The Supreme Court's ruling in Granholm v. Heald in 2005 seemed to establish the principle that states could not favor their own alcohol industries, but the ruling mentioned "producers", so the upshot was that wineries could ship directly, but a gray area existed for wine retail shops. The 2019 Tennessee case seemed to close that loophole – SCOTUS ruled that Tennessee could not impose residency requirements on liquor shop owners because that is discriminatory – but obviously not in the minds of some federal judges.
O'Leary said that SCOTUS' ruling in the Tennessee case requires states to prove that their regulations do not violate the dormant commerce clause, but the Missouri federal courts didn't even ask them to try.
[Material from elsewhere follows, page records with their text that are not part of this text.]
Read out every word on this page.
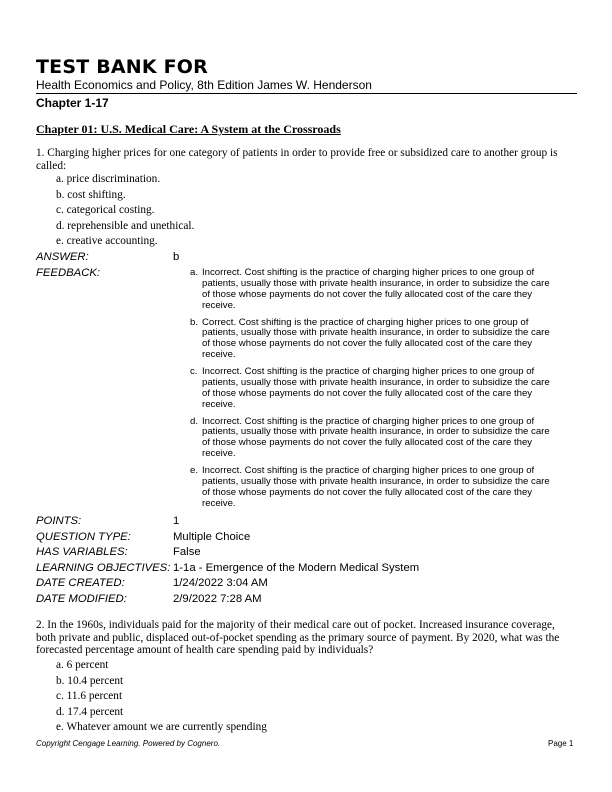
TEST BANK FOR
Health Economics and Policy, 8th Edition James W. Henderson
Chapter 1-17
Chapter 01: U.S. Medical Care: A System at the Crossroads
1. Charging higher prices for one category of patients in order to provide free or subsidized care to another group is called:
a. price discrimination.
b. cost shifting.
c. categorical costing.
d. reprehensible and unethical.
e. creative accounting.
ANSWER:	b
FEEDBACK:	a. Incorrect. Cost shifting is the practice of charging higher prices to one group of patients, usually those with private health insurance, in order to subsidize the care of those whose payments do not cover the fully allocated cost of the care they receive.
b. Correct. Cost shifting is the practice of charging higher prices to one group of patients, usually those with private health insurance, in order to subsidize the care of those whose payments do not cover the fully allocated cost of the care they receive.
c. Incorrect. Cost shifting is the practice of charging higher prices to one group of patients, usually those with private health insurance, in order to subsidize the care of those whose payments do not cover the fully allocated cost of the care they receive.
d. Incorrect. Cost shifting is the practice of charging higher prices to one group of patients, usually those with private health insurance, in order to subsidize the care of those whose payments do not cover the fully allocated cost of the care they receive.
e. Incorrect. Cost shifting is the practice of charging higher prices to one group of patients, usually those with private health insurance, in order to subsidize the care of those whose payments do not cover the fully allocated cost of the care they receive.
POINTS:	1
QUESTION TYPE:	Multiple Choice
HAS VARIABLES:	False
LEARNING OBJECTIVES: 1-1a - Emergence of the Modern Medical System
DATE CREATED:	1/24/2022 3:04 AM
DATE MODIFIED:	2/9/2022 7:28 AM
2. In the 1960s, individuals paid for the majority of their medical care out of pocket. Increased insurance coverage, both private and public, displaced out-of-pocket spending as the primary source of payment. By 2020, what was the forecasted percentage amount of health care spending paid by individuals?
a. 6 percent
b. 10.4 percent
c. 11.6 percent
d. 17.4 percent
e. Whatever amount we are currently spending
Copyright Cengage Learning. Powered by Cognero.	Page 1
Judges who don't like the Supreme Court's decisions on wine frequently cite a phrase Anthony Kennedy used in writing the Granholm v Heald decision: "The three-tier system is unquestionably legitimate." The judge in the Missouri case said in effect his ruling is valid because Sarasota Wine is challenging Missouri's three-tier system, and therefore the commerce clause isn't an issue.
"The judge in the 8th circuit says that the requirement that a retailer be in-state is an essential element of the three-tier system," said Tom Wark, executive director of the National Association of Wine Retailers. "Why don't out-of-state wineries have to be located in the state? Eventually we're going to get a decision out of the Supreme Court that just spanks these judges for these mendacious decisions."
But the question is, will it come from the Missouri case? Though the ruling does seem egregious, the Supreme Court took 14 years after Granholm v. Heald to hear another case on the commerce clause-21st Amendment conflict, and its decision cited precedents back to the 1700s. The Supreme Court simply does not move on the same time cycle as the rest of us.
"You can never predict the court," O'Leary said. "I was on a constitutional law panel two weeks before they took Tennessee Wine. We all said there's no way they take Tennessee Wine because it's too weird. They'll wait for a cleaner case. But they took it. Now the conventional wisdom is they'll wait. You never know, especially if something really gets on their radar."
O'Leary said the length of time the Court spent considering the certiorari application last year in the Lebamoff case shows they took it very seriously.
"It got denied, but they held it over to look at it," O'Leary said. "There are hot button Supreme Court issues. Abortion, voting rights stuff. That's the hot button stuff that they're going to take. But maybe the court sees an issue bubbling and says: 'We've got to take this right now. It's not being covered the right way.' We don't know the minds of nine people. But we only need four."